Con la voce rotta dall’emozione e gli occhi pieni di gratitudine e rabbia, Lino Aldrovandi ha concluso ieri sera la sound parade dedicata alla memoria del figlio Federico con un discorso potente e vibrante, carico di significati e di memoria civile. Un momento toccante, che non si è fermato al solo ricordo di Federico, ma si è allargato anche a un’altra ferita ancora aperta nella storia del nostro Paese: quella di Carlo Giuliani, ucciso a Genova durante il G8 del 2001.
“Non posso che ringraziarvi tutti, cominciando dal Comitato Federico Aldrovandi, rinato grazie ad Andrea e a tanti altri, stamattina nel ventennale dell’uccisione di un ragazzo di 18 anni”, ha esordito Lino davanti ai partecipanti, commossi e attenti. “Affinché non venga mai dimenticato quanto di assurdo e incomprensibilmente accadde all’alba di una maledetta domenica assassina, con la speranza che non accada mai più a nessuno. Basta”.
Un discorso che è andato oltre il dolore personale, facendosi denuncia e richiamo a una cultura delle istituzioni fondata sul rispetto dei diritti e della dignità umana. “Bisogna mantenere alta l’attenzione sui diritti alla vita, anche del cosiddetto ultimo”, ha ribadito Lino, evidenziando come “chi quei diritti ha il compito e il dovere di farli rispettare, deve farlo dimostrando nel proprio agire che la violenza gratuita e ingiustificata non fa parte della sua cultura. Una cultura che purtroppo da tantissimo tempo vedo molto, ma molto carente, per non dire nulla”.
E poi, ha evocato Genova. “Vi dice niente se dico G8? Il 20 luglio ricorre il triste anniversario dell’uccisione di un altro ragazzo, Carlo Giuliani. Una storia diversa da questa, ma dove anche lì, in un lontano 2001, i diritti dei cittadini furono interrotti in tutto e per tutto con quella violenza gratuita e ingiustificata, priva completamente di quella cultura a cui facevo riferimento prima”.
Lino non ha nascosto la rabbia né la frustrazione per l’assenza di giustizia e di responsabilità: “Viviamo in un mondo sempre più assurdo e violento, dove bestie con sembianze umane, dall’alto del loro potere, continuano a ordinare di uccidere generi innocenti come noi nel nome della civiltà e della salvaguardia della democrazia. Massacrando, di fatto, quella parola di quattro lettere, semplice e immensa: vita”.

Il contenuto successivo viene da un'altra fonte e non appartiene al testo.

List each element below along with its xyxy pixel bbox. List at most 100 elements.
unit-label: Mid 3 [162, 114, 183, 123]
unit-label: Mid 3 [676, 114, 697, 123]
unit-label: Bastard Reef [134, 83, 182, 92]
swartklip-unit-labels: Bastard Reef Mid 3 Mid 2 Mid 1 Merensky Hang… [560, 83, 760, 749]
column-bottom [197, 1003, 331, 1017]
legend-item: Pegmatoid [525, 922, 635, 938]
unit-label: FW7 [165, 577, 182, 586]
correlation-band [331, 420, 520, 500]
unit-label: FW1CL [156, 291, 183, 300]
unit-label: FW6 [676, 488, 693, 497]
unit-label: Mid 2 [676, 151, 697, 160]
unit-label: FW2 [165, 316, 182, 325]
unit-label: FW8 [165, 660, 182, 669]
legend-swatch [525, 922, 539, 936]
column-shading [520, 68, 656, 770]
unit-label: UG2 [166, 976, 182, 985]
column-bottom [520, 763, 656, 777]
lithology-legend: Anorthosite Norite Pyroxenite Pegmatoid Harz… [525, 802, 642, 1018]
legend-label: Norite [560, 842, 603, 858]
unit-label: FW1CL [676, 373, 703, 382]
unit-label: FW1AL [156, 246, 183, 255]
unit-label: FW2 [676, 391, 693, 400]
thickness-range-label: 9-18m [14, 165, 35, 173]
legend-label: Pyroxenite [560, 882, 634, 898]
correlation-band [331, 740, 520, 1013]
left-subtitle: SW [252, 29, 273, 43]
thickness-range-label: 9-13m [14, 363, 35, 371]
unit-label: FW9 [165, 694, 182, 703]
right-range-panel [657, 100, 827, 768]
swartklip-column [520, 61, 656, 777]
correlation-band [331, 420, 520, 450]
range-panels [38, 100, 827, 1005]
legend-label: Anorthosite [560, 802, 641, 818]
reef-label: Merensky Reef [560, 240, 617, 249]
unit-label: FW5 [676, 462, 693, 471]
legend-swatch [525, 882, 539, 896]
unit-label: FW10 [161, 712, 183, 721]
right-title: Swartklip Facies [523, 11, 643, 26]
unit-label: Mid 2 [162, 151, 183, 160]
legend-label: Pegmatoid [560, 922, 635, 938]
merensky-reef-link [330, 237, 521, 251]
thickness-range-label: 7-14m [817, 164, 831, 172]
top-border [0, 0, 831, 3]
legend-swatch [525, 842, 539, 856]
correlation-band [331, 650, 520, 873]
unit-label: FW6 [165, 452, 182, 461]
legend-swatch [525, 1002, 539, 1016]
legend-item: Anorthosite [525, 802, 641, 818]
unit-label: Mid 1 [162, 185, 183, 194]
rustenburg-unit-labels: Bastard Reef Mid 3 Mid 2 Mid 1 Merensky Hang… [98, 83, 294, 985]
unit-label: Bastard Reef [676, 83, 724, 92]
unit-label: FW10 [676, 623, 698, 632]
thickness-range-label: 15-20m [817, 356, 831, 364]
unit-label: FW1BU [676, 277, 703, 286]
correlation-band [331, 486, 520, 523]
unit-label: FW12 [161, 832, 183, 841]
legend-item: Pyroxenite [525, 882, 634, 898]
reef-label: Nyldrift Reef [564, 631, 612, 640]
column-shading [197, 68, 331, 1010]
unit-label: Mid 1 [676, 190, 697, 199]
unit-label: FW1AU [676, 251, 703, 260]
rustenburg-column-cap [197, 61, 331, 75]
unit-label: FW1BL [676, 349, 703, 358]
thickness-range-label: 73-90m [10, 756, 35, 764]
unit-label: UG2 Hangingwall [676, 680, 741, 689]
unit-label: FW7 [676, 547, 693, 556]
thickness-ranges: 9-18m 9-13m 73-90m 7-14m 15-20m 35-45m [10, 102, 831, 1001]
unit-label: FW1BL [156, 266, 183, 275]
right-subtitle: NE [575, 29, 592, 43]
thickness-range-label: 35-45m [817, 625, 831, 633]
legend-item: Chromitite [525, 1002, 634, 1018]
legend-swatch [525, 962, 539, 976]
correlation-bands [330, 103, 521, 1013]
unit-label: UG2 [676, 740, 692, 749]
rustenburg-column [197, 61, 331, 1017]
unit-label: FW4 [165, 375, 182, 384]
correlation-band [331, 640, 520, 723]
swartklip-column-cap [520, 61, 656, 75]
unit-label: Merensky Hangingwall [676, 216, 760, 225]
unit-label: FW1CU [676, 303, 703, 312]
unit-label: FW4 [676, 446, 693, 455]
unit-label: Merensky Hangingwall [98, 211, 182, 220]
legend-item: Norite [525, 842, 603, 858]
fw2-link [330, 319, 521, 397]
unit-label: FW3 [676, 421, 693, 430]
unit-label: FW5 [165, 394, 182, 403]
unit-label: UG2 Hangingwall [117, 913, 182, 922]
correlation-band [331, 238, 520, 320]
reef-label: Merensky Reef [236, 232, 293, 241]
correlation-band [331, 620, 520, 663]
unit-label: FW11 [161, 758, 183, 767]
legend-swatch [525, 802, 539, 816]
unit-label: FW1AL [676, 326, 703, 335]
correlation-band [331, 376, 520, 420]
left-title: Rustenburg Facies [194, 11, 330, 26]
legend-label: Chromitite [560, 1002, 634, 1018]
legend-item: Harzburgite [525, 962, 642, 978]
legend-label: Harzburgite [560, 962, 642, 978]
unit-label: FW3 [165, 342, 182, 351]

Ha ricordato, infine, quanto per lui, e per Patrizia Moretti, madre di Federico, e per la loro famiglia il mondo fosse “meraviglioso”, fino a quando la brutalità non si è abbattuta su di loro. “Pochi uomini, con il potere di decidere sul destino delle persone che lo abitano, vorrebbero farlo apparire come bastardo, assassino. E ci stanno riuscendo benissimo”.
Infine, prima di chiudere e abbracciare idealmente la folla raccolta al Black Star, ha lasciato echeggiare una parola tanto semplice quanto deflagrante nella sua crudezza, rivolta a chi ha privato Federico, Carlo, e tanti altri, del diritto più elementare: “Maledetti”.